The Hermite polynomials are defined as $H_n(x)=(-1)^n e^{x^2}\dfrac{d^n}{dx^n}e^{-x^2}.$

How does one prove that all the roots of the Hermite polynomial are real?

2 Answers 2

25

By induction, $H_n$ is a polynomial of degree $n$. Its roots are the zeros of $u_n(x) = \frac{d^n}{dx^n} e^{-x^2}$. But by Rolle's theorem, between any two zeros of a differentiable function there is a zero of its derivative.
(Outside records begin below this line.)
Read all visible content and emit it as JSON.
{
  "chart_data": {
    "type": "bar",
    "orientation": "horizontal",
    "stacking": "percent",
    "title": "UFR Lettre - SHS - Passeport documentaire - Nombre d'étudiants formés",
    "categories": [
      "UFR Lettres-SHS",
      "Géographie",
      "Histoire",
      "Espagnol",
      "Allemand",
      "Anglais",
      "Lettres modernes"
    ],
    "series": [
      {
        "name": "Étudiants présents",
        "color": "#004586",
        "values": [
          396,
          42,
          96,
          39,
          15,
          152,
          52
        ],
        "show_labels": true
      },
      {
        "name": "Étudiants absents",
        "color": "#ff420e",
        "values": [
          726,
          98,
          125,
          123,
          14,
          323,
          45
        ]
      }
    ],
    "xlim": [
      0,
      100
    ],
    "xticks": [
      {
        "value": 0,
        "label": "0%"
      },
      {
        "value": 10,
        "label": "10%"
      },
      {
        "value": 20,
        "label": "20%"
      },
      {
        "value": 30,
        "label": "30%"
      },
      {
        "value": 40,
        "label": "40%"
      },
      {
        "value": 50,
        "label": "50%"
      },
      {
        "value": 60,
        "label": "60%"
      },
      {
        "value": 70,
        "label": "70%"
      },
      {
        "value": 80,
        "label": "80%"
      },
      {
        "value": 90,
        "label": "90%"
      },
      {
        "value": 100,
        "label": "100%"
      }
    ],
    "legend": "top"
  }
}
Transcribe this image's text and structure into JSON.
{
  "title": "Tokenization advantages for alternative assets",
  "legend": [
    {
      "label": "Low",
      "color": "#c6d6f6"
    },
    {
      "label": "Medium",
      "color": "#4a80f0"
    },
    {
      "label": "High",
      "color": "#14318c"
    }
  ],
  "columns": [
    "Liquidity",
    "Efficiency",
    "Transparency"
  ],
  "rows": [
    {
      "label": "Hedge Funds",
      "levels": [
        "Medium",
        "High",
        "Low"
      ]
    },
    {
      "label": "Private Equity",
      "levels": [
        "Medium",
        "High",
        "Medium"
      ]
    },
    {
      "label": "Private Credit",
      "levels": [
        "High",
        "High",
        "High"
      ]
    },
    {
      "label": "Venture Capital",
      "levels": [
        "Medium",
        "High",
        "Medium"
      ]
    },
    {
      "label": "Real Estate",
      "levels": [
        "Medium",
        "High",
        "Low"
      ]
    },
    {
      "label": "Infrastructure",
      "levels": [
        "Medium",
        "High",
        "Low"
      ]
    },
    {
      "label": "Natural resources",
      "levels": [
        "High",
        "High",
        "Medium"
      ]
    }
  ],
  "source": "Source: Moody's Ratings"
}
The same is true between a zero and $+\infty$ or $-\infty$ for a function that goes to $0$ at $\pm \infty$.

  • 0
    This is also one route to show that the Hermite polynomials form a Sturm sequence.2012-02-03
14

The high-minded, linear algebraic route involves deriving the recursion relation

$\hat{H}_{n+1}(x)=x\hat{H}_n(x)-\frac{n}{2}\hat{H}_{n-1}(x)$

for the monic Hermite polynomial $\hat{H}_n(x)=2^{-n}H_n(x)$ (that is, the polynomial normalized to have unit leading coefficient), and from this derive the symmetric tridiagonal Jacobi matrix

$\begin{pmatrix}0&\sqrt{\frac12}&&&\\\sqrt{\frac12}&0&\sqrt{\frac22}&&\\&\sqrt{\frac22}&\ddots&\ddots&\\&&\ddots&\ddots&\sqrt{\frac{n-1}2}\\&&&\sqrt{\frac{n-1}2}&0\end{pmatrix}$

whose characteristic polynomial is $\hat{H}_n(x)$. Show that the eigenvalues of a symmetric matrix are all real, and you're done.